In a complex and trending field like Data Science, having a practical approach towards problem-solving and exposure is the most important thing. Picking on a problem and having a deeper understanding of not only the solution but also the future application is the best approach to make a career in this field.
Though there is a fear of job risk involved in this field, it is important to understand that this field is designed for constant evolution and one should expect a job evolution in this field. With constant up-gradation of skills and prerequisites, this field promises to deliver a major benefit in learning and practical usage in real-world applications.
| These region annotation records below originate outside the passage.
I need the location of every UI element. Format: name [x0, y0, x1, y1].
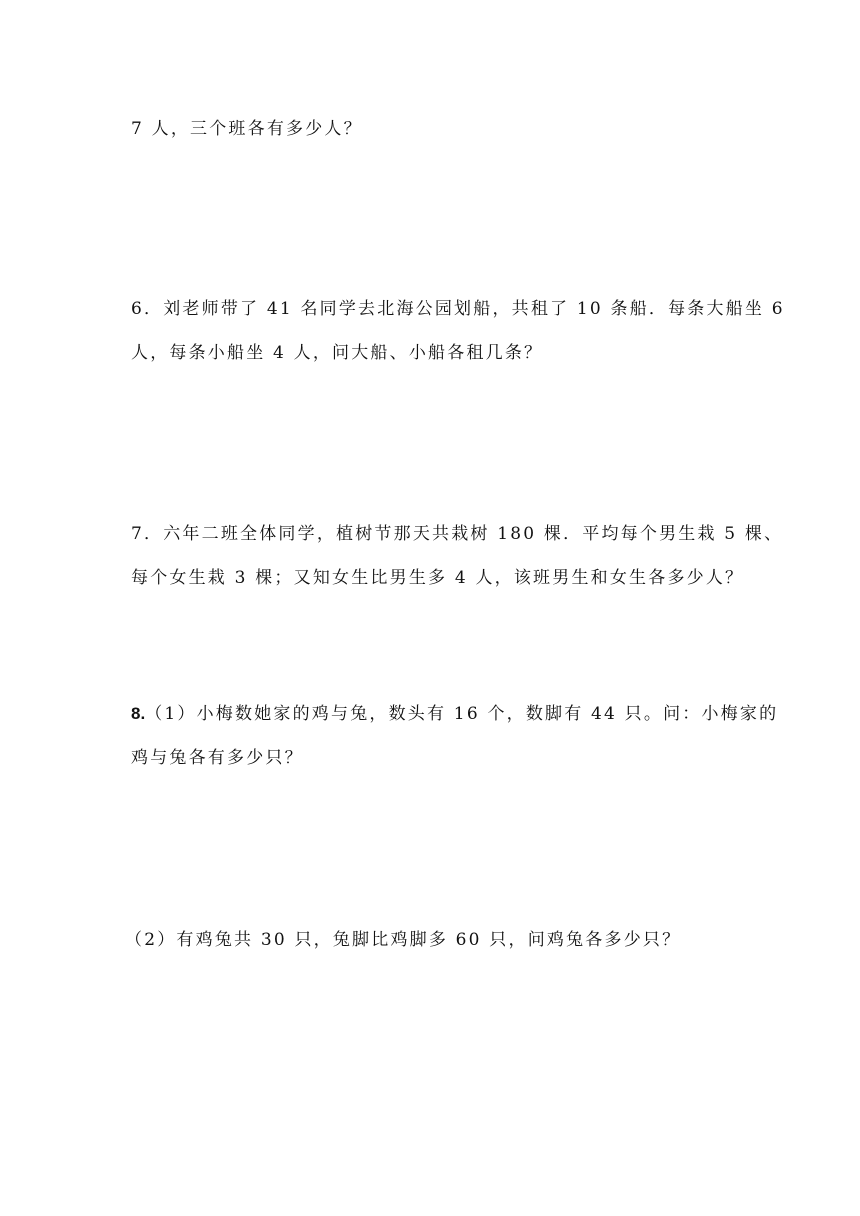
- question-8-part-2: （2）有鸡兔共 30 只，兔脚比鸡脚多 60 只，问鸡兔各多少只？: [125, 930, 682, 950]
- question-7-line-1: 7．六年二班全体同学，植树节那天共栽树 180 棵．平均每个男生栽 5 棵、: [131, 524, 784, 544]
- question-8-line-1: [131, 702, 778, 726]
- question-8-part-1-text: （1）小梅数她家的鸡与兔，数头有 16 个，数脚有 44 只。问：小梅家的: [145, 704, 779, 724]
- question-7-line-2: 每个女生栽 3 棵；又知女生比男生多 4 人，该班男生和女生各多少人？: [131, 568, 745, 588]
- question-6-line-1: 6．刘老师带了 41 名同学去北海公园划船，共租了 10 条船．每条大船坐 6: [131, 299, 785, 319]
- question-8-number: 8.: [131, 704, 146, 723]
- question-6-line-2: 人，每条小船坐 4 人，问大船、小船各租几条？: [131, 343, 544, 363]
- question-5-continuation: 7 人，三个班各有多少人？: [131, 119, 363, 139]
- question-8-line-2: 鸡与兔各有多少只？: [131, 748, 304, 768]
Considering all the risks and benefits involved in Data Science, paving your way in making a successful data science career can be strenuous. But, once you walk through the difficult stages and develop a constantly curious mind, then this career might be a boon and can be the most rewarding choice you can make.
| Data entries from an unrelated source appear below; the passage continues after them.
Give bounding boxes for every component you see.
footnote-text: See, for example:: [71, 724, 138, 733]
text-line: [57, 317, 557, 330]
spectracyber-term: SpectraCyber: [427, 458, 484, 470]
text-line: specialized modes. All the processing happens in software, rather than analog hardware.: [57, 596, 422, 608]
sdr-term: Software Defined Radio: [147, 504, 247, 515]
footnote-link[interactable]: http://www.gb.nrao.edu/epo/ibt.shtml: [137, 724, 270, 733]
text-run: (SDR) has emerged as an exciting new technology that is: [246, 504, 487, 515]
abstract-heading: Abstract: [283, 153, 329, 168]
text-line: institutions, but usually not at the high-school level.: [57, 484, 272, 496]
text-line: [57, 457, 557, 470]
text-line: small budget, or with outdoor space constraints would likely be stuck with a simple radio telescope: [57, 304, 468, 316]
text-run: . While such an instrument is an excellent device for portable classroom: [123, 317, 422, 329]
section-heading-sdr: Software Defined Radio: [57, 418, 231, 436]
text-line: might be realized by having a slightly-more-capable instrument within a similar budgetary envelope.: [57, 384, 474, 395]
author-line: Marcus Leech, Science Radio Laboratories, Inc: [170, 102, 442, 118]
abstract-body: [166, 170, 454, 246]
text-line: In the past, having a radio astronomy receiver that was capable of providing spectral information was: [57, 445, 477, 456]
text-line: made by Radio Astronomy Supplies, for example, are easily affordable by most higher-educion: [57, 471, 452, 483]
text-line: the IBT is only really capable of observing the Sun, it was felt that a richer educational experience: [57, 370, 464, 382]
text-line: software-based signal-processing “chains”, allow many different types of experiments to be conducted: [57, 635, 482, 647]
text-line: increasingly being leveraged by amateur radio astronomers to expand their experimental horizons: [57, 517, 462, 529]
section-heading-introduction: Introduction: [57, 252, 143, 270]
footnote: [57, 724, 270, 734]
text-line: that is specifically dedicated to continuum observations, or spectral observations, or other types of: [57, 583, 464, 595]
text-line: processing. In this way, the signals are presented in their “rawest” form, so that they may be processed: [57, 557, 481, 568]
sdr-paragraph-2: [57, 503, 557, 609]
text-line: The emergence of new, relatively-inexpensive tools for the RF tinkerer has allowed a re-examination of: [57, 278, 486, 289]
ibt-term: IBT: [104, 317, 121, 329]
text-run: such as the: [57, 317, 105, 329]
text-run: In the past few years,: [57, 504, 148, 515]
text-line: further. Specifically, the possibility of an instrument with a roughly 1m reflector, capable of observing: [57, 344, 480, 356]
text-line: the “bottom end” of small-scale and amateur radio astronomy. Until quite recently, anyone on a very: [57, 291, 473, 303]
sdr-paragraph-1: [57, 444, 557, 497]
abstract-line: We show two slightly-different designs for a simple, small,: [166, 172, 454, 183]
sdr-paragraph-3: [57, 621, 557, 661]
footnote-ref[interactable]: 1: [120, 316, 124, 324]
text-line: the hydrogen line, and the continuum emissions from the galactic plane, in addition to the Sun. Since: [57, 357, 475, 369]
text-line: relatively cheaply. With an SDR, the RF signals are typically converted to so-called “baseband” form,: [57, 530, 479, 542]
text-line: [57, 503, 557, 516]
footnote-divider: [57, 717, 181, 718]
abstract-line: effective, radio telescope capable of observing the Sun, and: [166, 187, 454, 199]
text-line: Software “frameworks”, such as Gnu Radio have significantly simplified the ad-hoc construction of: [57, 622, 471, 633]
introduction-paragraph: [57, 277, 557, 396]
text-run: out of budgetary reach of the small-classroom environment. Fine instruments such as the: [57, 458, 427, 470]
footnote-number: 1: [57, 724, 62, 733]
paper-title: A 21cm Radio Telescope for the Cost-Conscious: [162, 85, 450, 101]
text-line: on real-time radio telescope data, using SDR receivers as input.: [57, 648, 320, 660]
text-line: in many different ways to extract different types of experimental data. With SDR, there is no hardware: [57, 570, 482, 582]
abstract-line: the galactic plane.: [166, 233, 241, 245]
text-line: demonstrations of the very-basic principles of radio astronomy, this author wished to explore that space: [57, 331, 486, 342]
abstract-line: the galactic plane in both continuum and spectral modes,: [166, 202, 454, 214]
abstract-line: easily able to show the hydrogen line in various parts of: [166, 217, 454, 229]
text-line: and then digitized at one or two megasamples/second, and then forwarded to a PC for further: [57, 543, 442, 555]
Nonetheless, it can be a smart move to choose a career in this field, considering the lucrative advantages it offers and the enormous potential it has to grow in the economic market and transform your professional life!
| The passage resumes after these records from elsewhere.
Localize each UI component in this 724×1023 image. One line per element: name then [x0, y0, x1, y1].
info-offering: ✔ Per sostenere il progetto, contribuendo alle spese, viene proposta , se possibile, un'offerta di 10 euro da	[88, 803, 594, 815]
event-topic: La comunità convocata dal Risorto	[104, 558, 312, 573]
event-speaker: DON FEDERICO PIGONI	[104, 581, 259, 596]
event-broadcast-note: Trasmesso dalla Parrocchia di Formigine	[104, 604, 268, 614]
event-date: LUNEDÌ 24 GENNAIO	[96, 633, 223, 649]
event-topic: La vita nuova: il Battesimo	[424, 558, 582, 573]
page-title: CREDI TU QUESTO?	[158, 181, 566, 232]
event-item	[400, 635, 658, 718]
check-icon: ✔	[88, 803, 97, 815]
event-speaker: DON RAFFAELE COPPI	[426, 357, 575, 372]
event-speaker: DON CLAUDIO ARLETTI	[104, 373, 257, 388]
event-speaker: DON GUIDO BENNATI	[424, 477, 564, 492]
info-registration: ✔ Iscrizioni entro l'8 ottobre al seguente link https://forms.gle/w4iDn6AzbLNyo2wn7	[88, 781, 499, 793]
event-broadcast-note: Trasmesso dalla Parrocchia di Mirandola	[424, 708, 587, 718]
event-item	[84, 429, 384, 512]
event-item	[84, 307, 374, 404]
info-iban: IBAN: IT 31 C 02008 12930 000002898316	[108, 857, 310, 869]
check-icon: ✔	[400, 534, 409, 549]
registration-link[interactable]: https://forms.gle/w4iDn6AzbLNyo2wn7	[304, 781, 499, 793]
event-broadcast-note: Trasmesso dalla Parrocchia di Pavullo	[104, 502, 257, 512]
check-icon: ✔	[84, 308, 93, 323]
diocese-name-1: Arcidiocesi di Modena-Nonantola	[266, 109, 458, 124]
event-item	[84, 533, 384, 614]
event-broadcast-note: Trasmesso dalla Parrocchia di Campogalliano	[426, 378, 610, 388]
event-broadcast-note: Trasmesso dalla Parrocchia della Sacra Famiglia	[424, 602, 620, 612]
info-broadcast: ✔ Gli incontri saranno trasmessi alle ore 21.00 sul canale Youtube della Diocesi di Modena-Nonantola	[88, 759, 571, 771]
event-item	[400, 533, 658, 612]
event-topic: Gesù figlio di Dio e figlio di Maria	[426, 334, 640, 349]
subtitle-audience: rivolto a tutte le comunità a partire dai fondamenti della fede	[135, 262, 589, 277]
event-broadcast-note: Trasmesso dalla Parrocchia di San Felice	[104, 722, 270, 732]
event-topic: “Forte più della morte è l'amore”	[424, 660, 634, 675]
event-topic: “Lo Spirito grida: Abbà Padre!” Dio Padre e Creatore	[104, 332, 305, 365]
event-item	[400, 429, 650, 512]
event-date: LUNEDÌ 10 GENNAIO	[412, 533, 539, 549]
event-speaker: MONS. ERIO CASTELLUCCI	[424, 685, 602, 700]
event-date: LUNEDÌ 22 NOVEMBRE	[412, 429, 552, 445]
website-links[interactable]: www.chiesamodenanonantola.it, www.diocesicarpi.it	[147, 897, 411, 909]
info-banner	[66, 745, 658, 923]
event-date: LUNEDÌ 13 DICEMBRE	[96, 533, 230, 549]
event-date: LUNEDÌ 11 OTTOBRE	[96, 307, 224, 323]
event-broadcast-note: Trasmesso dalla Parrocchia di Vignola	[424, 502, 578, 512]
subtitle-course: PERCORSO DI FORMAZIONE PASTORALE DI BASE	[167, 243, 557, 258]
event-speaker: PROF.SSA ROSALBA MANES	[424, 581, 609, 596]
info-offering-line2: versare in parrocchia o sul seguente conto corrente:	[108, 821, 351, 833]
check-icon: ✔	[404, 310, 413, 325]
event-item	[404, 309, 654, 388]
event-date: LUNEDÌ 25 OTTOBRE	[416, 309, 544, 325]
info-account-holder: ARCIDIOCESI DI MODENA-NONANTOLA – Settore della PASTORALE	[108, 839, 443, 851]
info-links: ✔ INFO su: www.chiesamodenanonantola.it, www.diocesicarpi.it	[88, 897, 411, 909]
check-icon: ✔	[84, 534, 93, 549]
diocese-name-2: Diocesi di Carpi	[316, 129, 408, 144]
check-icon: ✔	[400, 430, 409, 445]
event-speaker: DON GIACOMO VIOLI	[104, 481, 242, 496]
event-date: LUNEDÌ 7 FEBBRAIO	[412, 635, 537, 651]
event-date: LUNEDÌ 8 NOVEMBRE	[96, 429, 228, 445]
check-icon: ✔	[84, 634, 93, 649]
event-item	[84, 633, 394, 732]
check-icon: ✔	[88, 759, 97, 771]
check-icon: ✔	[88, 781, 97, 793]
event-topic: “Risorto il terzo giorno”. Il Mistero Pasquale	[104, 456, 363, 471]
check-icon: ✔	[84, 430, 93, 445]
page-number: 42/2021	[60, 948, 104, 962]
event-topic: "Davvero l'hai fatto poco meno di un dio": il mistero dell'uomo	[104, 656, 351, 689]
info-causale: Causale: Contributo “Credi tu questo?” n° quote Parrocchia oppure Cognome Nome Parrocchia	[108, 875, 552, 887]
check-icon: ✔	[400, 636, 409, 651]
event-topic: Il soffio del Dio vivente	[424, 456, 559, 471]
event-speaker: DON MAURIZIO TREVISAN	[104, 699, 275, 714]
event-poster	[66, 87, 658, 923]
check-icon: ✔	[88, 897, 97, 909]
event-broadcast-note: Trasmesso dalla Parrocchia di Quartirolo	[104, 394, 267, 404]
So, data science is hard in the beginning stages, but once you get the deep learning and clarity about it, it surely can be a great deal in your resume if not your career!
Frequently Asked Questions
1) What is the salary one can expect at the beginning of a Data Science career in India?
The salary insights in this field majorly depend on the sub-domain and the role designated to each individual. The average salary for a beginner in India is 7000 USD (approximately 5 LPA). It varies accordingly with expertise in the field and the countries in which it is prioritized.
2) What are the different sub-domains in the Data Science field?
The different sub-domains in Data Science one should know are:
- Computational methods
- Statistical learning and probability
- Machine learning algorithms
- Bayesian Statistics
- Data-driven inference
3) If Data Science is the most rewarding field, why is there a lesser number of audiences engaging in it?
Data Science is a field in which there are bounds of exploration revolved. The reason behind lesser people choosing it is that of the fear of the job risk involved because of automation. Another reason is that the majority of the people simply don’t understand the depth of the subject and lack clarity.
4)What are the top skills one must possess to break their path in this field?
Possessing strong mathematical and programming skills is a major benefit.
- Data Visualization
- Statistical Analysis
- Machine learning in python
- Data intuition
- Complex problem-solving skills
- Linear algebra and calculus
And programming tools like SQL, MATLAB, R, Python
are the top skills to add on to pursue a successive career in this field.